Deliverables, in the formats requested: the cleaned item master (UTF-8 CSV, with an XLSX review copy) · the complete old-to-new crosswalk (CSV/XLSX) · DMT-compatible load files (CSV per template) · the exception log with reason codes (XLSX, filterable). All seven in-scope transformations in your brief are covered: consolidation to one governed record per material and size, customer identifiers moved to cross-references, regenerated descriptions, dimensions and specifications extracted into structured fields, units of measure normalised with true conversions, identifier hygiene with every rename tracked, and the crosswalk and exception log themselves.

You asked for clean data; Phase 1 also leaves you the machinery that produced it — the signed data model, the versioned rule catalogue, the ETL pipeline, and a data-quality scorecard: re-runnable queries scoring your part master against the model (duplicate rate, dimension coverage, UOM validity, classification completeness, dormancy). Your own figures of 2026-07-29 form the baseline; an empty violation report is the acceptance criterion. Any lot failing the sampling audit is reworked at our cost.

Enablement is included, not an extra. Throughout the engagement we hold open office hours for your team — working consultation, at no additional fee, on the processes and interfaces that surround the data: part-creation practice, adjudication routines, use of the scorecard and crosswalk, and how the rule catalogue is read and extended. The intent is that adoption runs as smoothly as the cleanup itself: by handover, the people who create and steward parts are already working to the new standard, rather than being introduced to it.

The timeline assumes the daily adjudication cadence above; should decisions move to a slower rhythm, the elapsed time extends accordingly, but the effort and the fee do not change.

4 · Phase 2

Phase 2 — Making it permanent (scoped from Phase 1 findings · engagement total: $25,000)

Cleansing decays unless the standard is enforced where data is created — your own brief acknowledges as much ("prevention and pruning"). Phase 2 turns Phase 1's machinery into a system your team adopts, taking one of two forms (or a blend), selected on the basis of what Phase 1 reveals about your workflows:

Clean-behind automation.

Your people work exactly as they do today; the Phase 1 pipeline runs continuously against your nightly replica, scoring and correcting new records by the rule catalogue and routing genuine exceptions to the same adjudication queue. The scorecard becomes a live dashboard.

Constraint-at-entry interface.

A lightweight translation layer implementing the data model's constraints at the point of creation — non-conforming data cannot enter, or the user is shown the record's quality score and what is missing before saving. New parts are born conforming.

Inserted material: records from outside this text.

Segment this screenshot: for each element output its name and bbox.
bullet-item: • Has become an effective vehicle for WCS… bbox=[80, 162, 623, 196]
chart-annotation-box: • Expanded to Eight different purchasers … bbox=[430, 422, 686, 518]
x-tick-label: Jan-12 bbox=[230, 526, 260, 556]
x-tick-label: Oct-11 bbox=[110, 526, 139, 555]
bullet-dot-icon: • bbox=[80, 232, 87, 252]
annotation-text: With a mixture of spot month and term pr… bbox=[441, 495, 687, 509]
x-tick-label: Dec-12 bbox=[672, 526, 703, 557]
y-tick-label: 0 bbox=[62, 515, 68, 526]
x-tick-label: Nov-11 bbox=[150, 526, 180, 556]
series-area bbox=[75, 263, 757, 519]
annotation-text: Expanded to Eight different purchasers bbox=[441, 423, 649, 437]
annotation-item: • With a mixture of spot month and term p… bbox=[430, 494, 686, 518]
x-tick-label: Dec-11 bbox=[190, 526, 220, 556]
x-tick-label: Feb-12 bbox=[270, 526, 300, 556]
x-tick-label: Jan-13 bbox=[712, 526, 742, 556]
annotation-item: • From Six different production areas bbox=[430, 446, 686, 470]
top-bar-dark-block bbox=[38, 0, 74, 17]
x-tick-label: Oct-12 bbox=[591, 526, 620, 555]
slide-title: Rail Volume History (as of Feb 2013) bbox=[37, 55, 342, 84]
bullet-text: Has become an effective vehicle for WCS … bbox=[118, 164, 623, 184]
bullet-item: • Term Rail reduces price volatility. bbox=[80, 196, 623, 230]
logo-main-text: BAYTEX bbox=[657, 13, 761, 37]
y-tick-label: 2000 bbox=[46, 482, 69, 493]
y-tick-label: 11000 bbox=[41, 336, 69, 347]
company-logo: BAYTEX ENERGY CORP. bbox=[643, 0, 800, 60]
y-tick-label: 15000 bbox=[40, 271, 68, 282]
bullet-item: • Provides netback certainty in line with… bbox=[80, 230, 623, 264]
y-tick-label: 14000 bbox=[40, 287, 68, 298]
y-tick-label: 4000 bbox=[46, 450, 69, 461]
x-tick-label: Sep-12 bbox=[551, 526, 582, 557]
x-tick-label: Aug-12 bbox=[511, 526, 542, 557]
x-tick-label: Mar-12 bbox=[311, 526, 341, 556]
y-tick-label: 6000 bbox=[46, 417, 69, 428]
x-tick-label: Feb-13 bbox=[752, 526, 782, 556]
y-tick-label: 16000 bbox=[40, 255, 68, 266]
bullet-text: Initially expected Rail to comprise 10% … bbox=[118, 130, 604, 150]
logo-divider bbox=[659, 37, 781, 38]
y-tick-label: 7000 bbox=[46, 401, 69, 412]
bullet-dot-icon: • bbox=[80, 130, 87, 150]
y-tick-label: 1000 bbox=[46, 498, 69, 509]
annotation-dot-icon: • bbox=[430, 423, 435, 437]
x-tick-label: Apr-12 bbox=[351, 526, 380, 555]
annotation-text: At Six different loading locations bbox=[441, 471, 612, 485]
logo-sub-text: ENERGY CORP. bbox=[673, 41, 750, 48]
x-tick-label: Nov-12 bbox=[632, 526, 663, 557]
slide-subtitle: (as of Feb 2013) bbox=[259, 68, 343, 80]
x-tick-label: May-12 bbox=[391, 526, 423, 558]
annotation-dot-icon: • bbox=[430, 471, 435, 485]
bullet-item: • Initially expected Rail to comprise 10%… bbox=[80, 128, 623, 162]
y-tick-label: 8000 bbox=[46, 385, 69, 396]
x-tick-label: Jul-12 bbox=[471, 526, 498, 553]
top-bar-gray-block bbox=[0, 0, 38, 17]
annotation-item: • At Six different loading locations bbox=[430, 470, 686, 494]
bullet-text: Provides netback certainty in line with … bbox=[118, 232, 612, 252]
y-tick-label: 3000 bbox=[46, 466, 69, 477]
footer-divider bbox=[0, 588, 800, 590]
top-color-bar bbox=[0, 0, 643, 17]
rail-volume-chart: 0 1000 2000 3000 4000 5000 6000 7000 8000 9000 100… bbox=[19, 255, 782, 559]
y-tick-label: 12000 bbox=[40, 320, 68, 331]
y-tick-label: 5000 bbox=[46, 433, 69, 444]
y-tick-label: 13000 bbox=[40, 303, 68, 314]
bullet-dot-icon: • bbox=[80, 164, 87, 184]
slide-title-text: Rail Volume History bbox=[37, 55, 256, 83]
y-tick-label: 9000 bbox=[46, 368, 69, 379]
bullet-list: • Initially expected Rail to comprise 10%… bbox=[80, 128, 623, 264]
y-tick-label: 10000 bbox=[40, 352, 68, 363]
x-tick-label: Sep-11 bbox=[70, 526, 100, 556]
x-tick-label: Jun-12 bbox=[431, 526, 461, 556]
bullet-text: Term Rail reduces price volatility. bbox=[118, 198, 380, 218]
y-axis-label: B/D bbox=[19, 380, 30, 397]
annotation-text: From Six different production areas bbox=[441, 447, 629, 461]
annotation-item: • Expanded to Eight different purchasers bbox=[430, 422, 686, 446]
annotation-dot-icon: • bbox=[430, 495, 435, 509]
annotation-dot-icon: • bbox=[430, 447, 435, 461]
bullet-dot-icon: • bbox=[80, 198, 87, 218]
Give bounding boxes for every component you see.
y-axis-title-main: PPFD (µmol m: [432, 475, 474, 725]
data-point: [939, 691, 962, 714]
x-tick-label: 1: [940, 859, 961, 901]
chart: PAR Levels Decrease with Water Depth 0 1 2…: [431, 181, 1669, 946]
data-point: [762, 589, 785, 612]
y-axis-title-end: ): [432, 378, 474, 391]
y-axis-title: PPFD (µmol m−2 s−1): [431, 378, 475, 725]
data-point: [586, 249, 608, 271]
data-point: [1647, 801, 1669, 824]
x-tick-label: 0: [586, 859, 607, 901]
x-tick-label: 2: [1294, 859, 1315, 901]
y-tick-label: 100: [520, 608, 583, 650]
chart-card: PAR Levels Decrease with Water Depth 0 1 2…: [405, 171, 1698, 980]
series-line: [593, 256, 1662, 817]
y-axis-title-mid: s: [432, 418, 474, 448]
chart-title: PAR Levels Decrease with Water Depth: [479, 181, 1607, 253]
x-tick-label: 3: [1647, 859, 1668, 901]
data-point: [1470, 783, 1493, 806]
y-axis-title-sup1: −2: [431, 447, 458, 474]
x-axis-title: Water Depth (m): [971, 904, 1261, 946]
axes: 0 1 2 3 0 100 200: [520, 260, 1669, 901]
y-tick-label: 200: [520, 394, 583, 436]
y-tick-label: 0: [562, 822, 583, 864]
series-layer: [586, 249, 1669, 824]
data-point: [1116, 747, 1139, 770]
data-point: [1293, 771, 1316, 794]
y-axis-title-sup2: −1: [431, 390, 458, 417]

In either form, the enablement office hours continue and deepen: we shall support and coach your team as required — named decision owners, a part-creation playbook, training on the chosen interface or pipeline, and full handover of the rules — so that the standard remains yours to keep, not ours to rent.

5 · Commercials

Commercials

ScopeFeeTimeline
Phase 1 — Lot 1 (Paper & Film)Full cleanup: parse, consolidate, restructure$8,000Delivered day 10
Phase 1 — Lot 2 (Decorative Films)Dormant-catalogue pruning and description normalisation$2,000Delivered end of week 1
Phase 1 combinedBoth lots, plus model, rules, pipeline, scorecard$10,000 fixed10 business days
Phase 2Systematisation per §4, scoped jointly from Phase 1 findings$15,000 (indicative)Scoped at Phase 1 close
Engagement total$25,000

We confirm this is deliverable as a standalone, fixed-fee data engagement — item master only, no platform components — as scoped in your brief. Phase 1 stands alone: you receive everything your brief requests whether or not Phase 2 proceeds. Fees are fixed at signature, with a 30-day post-load correction warranty covering defects against the signed specification. A delta re-run against a fresh extract is included within 2 business days of your chosen load date.